International career
- 2003–2005: United States U17 / 5 / (0)

= Evan Newton =

American soccer player

Evan Alexander Newton (born April 1, 1988) is an American former professional footballer who played as a goalkeeper.

==Career==
===College and amateur===
Newton played college soccer at Old Dominion University. He started all 17 games his freshman year and finished with a. 97 GAA, 52 saves, and 10 shutouts. In his sophomore year in 2007, he started every single game again and finished 2nd in CAA with a .67 GAA. In 2008, he was a preseason All-CAA selection, but due to an injury, he redshirted his junior year. In 2009, he led CAA with 9 shutouts and was fourth in save percentage. In his senior year, he set school records at Old Dominion in saves and shutouts with 254 saves and 36 shutouts.

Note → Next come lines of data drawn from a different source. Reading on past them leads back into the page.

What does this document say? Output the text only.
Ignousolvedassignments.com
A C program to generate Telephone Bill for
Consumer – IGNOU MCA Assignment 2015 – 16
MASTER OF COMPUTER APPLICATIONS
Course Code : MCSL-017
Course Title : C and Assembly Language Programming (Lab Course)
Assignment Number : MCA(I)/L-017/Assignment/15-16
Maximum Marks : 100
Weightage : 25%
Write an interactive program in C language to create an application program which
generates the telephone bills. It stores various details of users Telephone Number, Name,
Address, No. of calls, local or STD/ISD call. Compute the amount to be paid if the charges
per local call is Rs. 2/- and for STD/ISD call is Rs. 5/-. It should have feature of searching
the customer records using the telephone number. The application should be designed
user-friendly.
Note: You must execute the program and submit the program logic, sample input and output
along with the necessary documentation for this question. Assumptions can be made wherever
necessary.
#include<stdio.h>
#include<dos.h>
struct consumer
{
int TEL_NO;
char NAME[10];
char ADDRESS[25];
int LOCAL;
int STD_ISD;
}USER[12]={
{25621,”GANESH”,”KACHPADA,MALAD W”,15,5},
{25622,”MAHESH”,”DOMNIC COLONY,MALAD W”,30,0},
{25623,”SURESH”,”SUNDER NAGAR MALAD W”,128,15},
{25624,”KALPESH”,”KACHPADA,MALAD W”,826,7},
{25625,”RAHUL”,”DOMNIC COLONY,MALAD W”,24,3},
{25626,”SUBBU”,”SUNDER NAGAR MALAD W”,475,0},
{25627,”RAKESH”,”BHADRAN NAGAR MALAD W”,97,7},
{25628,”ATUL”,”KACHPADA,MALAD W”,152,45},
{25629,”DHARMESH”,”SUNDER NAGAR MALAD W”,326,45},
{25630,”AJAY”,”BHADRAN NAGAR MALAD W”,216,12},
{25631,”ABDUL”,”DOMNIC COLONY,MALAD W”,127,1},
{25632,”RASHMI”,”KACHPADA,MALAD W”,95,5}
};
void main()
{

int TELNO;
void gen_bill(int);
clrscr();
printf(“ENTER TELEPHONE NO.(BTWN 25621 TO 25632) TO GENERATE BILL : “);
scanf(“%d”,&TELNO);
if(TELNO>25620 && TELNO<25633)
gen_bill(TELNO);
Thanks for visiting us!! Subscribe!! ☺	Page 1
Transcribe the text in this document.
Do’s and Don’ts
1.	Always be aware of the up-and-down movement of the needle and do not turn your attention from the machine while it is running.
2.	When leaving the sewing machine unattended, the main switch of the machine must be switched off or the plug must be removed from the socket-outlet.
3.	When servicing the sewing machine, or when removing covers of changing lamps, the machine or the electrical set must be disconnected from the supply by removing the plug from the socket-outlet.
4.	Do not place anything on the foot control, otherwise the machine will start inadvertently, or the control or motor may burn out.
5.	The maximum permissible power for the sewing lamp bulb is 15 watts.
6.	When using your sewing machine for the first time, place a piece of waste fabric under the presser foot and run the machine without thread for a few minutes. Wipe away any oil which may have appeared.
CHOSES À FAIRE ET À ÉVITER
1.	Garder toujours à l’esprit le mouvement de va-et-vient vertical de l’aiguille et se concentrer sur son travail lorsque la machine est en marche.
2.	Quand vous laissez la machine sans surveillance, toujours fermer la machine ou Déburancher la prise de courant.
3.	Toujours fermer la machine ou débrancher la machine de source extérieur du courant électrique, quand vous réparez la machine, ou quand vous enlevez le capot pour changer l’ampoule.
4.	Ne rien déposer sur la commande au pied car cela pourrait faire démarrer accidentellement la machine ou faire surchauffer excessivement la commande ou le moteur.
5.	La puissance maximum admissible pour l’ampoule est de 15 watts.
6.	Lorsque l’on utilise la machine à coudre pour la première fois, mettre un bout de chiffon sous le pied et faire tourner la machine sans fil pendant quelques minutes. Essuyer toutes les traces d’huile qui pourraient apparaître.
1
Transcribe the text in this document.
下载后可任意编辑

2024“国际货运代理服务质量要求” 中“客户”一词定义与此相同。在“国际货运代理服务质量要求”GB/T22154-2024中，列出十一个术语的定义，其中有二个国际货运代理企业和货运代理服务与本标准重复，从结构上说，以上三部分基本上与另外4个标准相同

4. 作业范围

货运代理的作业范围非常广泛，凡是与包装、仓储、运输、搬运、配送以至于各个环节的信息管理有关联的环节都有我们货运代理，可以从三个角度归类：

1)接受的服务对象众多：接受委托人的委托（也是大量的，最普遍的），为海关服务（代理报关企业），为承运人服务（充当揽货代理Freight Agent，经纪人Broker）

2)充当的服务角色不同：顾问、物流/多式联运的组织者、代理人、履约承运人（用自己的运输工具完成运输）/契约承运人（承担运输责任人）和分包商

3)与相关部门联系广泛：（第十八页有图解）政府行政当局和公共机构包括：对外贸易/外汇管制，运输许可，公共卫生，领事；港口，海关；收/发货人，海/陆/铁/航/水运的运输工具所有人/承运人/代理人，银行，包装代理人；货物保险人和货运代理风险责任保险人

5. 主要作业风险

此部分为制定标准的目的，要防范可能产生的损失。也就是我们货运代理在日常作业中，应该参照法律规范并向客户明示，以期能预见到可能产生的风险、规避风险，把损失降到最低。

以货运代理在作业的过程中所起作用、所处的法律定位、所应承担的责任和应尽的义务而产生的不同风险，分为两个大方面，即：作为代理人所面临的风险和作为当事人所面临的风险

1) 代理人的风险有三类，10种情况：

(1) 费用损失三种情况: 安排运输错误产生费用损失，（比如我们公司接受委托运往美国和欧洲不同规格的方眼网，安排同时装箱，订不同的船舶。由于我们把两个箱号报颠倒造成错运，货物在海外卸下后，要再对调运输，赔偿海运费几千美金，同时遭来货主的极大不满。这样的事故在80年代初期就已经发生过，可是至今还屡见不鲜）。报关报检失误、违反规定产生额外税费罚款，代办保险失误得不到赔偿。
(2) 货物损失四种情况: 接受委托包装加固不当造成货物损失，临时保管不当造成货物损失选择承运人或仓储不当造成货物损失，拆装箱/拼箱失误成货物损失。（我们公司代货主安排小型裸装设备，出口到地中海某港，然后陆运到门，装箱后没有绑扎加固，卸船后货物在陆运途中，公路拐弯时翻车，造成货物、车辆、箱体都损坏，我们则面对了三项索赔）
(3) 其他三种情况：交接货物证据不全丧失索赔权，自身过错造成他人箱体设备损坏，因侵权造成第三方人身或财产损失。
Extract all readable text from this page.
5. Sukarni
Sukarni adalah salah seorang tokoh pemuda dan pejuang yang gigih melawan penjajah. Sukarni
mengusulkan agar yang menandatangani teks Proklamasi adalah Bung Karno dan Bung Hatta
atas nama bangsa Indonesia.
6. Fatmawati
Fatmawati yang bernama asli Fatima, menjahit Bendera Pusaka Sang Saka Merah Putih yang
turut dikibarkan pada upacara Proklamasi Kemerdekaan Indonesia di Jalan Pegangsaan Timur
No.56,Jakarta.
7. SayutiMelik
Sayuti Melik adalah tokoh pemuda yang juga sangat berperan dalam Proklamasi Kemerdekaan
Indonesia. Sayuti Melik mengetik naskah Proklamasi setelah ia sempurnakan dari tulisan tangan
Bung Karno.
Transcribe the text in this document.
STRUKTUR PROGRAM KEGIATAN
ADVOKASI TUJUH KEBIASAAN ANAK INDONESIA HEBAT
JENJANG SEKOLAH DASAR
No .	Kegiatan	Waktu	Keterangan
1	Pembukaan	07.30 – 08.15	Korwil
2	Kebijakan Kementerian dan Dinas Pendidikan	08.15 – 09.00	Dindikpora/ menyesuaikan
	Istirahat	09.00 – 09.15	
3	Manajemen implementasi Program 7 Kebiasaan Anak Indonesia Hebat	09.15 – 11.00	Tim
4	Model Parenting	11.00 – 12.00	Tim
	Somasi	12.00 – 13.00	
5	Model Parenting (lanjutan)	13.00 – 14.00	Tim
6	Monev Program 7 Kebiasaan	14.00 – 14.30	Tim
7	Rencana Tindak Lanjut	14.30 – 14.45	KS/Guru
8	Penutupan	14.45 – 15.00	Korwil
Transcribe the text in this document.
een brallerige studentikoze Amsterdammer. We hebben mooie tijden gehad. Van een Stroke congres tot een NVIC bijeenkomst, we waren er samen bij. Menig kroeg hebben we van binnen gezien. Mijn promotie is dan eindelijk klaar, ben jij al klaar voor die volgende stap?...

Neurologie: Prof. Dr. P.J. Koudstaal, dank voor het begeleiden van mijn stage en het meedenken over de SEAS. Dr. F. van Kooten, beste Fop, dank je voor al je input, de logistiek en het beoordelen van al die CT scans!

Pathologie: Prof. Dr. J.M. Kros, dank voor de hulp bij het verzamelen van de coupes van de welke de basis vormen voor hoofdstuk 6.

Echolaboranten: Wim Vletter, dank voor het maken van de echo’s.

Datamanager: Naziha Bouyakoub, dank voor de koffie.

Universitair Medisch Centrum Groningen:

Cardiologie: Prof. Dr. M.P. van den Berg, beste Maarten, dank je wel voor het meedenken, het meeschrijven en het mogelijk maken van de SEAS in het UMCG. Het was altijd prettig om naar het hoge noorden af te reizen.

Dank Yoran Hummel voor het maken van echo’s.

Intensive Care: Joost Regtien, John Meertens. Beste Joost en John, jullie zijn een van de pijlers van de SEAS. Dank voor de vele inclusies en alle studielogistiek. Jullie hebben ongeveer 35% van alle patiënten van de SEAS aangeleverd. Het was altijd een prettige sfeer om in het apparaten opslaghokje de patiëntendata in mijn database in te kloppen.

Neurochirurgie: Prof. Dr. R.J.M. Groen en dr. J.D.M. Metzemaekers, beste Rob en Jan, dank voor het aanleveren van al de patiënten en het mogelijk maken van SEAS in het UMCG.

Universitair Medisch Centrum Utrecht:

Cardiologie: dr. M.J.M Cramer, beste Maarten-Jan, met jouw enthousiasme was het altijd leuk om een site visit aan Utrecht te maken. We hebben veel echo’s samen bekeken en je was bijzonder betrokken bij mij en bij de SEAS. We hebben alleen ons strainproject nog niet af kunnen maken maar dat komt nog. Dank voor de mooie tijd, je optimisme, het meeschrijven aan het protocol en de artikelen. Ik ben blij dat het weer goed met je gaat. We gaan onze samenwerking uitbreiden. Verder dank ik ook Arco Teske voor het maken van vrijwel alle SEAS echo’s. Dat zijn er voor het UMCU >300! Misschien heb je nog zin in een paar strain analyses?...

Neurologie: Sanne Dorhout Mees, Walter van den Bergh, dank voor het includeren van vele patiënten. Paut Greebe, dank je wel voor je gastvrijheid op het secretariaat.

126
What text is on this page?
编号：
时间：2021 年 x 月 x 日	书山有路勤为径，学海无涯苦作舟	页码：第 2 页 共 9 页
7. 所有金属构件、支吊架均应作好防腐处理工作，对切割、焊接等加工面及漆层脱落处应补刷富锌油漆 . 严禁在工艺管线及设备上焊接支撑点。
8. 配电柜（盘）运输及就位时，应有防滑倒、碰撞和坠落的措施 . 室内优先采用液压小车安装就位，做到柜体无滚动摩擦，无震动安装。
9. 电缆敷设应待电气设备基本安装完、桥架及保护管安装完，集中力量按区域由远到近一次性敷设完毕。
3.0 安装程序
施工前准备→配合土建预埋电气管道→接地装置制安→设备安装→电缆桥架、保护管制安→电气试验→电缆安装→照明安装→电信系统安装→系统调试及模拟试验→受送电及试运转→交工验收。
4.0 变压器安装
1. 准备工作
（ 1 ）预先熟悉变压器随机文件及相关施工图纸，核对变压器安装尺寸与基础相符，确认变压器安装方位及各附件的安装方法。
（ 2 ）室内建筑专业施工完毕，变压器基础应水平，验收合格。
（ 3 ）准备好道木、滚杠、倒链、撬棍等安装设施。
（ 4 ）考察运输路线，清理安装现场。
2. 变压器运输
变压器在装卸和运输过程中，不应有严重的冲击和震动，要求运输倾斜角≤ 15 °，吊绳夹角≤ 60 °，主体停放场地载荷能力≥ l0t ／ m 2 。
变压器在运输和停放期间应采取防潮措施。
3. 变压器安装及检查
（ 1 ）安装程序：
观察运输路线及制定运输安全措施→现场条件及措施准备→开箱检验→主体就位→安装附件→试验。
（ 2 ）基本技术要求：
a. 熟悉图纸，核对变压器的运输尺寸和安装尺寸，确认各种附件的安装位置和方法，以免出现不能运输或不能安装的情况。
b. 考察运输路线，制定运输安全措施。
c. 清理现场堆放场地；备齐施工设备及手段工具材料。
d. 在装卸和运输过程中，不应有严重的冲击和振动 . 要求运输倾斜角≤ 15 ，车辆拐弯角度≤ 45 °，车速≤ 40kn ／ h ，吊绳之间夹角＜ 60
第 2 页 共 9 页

During his college years, Newton also played for the Bradenton Academics and the Hampton Roads Piranhas in the USL Premier Development League.

===Professional===

On January 18, 2011, Newton was selected in the first round (7th overall) of the 2011 MLS Supplemental Draft by the Houston Dynamo. He was signed to a contract a month later.

On May 5, Newton was loaned to FC Tampa Bay of the North American Soccer League, following a season-ending knee injury suffered by Tampa's first-choice goalkeeper Daryl Sattler. Newton returned to Houston at the end of the 2011 NASL season.

Newton was waived by Houston on November 23, 2011.

Newton signed with San Jose Earthquakes on March 9, 2012. On July 28 of that year he played 45 minutes in a friendly against Swansea City.

On April 9, 2014, Newton signed with USL Pro club Arizona United.

On March 4, 2015, Newton signed with Oklahoma City Energy FC.

After spending two seasons with Sacramento Republic FC, Newton signed with FC Cincinnati on January 5, 2018.

Newton joined USL side Indy Eleven on January 8, 2019. Shortly after signing a new contract with Indy Eleven, Newton moved on a short-term loan to MLS side New York City FC ahead of their CONCACAF Champions League fixtures.

On January 29, 2021, Newton transferred to the Vancouver Whitecaps FC. On January 25, 2022, Newton was loaned to USL Championship side El Paso Locomotive FC for the 2022 season. He played 34 matches and kept 8 clean sheets.

Newton retired from professional soccer after the 2022 season.